Na terça-feira, ele havia declarado não acreditar que, "por enquanto", fosse necesária "uma atitude tão drástica" como um pedido de impeachment. A resposta de Temer depende de uma avaliação da melhor oportunidade para submeter o assunto ao plenário, já que a apresentação de recurso será inevitável, qualquer que seja a deci são: a oposição recorre em caso de indeferimento, e o governo, em caso de decisão oposta. A votação de um recurso dessa natureza é parte da estratégia de guerrilha da oposição, que quer aproveitar todas as oportunidades para marcar sua posição.

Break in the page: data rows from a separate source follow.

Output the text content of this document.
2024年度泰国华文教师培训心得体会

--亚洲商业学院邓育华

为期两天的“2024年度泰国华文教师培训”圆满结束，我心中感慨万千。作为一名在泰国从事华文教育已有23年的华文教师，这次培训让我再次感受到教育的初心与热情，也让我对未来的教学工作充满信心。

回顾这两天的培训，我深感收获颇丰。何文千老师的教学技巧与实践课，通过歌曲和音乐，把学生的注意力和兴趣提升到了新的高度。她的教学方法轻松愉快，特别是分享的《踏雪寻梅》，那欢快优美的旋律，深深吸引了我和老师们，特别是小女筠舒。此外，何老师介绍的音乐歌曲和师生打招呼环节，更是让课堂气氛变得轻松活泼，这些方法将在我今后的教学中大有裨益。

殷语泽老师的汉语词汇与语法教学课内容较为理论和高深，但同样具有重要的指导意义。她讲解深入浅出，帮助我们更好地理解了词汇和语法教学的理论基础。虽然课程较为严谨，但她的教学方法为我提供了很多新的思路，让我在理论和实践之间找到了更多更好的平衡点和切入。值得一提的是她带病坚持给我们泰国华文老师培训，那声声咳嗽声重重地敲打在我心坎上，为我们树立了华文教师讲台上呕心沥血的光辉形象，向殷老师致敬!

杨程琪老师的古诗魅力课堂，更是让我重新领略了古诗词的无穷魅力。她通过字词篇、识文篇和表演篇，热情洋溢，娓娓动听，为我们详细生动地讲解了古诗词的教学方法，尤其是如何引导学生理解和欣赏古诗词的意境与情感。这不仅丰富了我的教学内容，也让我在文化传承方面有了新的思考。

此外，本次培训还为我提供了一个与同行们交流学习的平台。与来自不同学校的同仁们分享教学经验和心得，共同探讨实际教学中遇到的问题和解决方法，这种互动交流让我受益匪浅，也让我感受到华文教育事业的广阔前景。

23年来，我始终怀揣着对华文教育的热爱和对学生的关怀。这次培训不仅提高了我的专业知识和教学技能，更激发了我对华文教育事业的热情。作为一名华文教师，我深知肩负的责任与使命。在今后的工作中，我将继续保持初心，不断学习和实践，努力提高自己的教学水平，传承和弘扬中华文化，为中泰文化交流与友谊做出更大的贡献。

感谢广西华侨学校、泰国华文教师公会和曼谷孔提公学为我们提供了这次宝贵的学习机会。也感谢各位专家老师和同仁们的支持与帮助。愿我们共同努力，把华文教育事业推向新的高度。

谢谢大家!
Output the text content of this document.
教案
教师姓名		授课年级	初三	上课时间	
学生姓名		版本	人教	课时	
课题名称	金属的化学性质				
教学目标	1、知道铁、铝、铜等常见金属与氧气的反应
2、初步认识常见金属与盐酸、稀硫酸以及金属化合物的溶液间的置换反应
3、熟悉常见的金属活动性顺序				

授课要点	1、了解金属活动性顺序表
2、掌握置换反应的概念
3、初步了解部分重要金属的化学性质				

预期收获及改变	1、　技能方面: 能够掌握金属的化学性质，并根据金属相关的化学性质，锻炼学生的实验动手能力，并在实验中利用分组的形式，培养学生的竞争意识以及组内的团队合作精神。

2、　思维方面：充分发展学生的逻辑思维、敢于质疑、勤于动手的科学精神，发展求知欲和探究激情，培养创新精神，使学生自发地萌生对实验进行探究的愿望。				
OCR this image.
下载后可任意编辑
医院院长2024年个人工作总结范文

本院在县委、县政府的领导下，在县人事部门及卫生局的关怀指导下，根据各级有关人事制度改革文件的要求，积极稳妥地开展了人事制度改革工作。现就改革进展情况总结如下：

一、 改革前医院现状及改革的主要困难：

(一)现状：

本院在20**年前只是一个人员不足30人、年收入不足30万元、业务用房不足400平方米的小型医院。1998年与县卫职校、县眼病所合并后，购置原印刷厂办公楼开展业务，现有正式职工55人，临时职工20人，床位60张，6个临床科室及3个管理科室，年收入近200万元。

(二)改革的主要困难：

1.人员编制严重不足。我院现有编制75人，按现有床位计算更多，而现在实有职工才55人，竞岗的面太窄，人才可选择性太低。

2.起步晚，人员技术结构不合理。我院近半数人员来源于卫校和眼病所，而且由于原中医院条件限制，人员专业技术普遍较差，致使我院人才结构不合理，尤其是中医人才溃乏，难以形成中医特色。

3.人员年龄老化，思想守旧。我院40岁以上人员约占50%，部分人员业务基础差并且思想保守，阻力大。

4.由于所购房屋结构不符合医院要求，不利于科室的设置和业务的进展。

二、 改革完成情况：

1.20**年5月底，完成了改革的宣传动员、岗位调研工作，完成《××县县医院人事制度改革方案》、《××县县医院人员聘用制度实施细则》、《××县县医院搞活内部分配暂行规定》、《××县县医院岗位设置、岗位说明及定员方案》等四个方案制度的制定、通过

Constrangimento - Aos olhos da oposição, um novo debate sobre um pedido de impeachment do presidente - houve outro, na semana passada, por causa das críticas de Fernando Henrique ao Ministério Público sobre as buscas na casa do ex-presidente do Banco Central Francisco Lopes - seria mais um constrangimento para o governo. Entretanto, os líderes governistas e os da oposição dizem não estar preocupados com a decisão de Temer. "Isso não tem importância nenhuma, é apenas mais uma insanidade da oposição que não vai dar em nada", declara o líder do governo na Câmara, Arnaldo Madeira (PSDB-SP).
"A estratégia da oposição é de médio e longo prazo, nós vamos para as ruas mobilizar a opinião pública", contrapõe o líder do PT na Câmara, José Genoíno (SP). Embora tentem aparentar tranquilidade, os líderes governistas estão apreensivos. Na avaliação de um deles, a crise será afastada na medida em que a economia se recupere e, consequentemente, melhore a popularidade do presidente Fernando Henrique. Esse líder governista observa sinais de recuperação, como a melhora dos índices de emprego, mas lembra que a política está sujeita ao imponderável.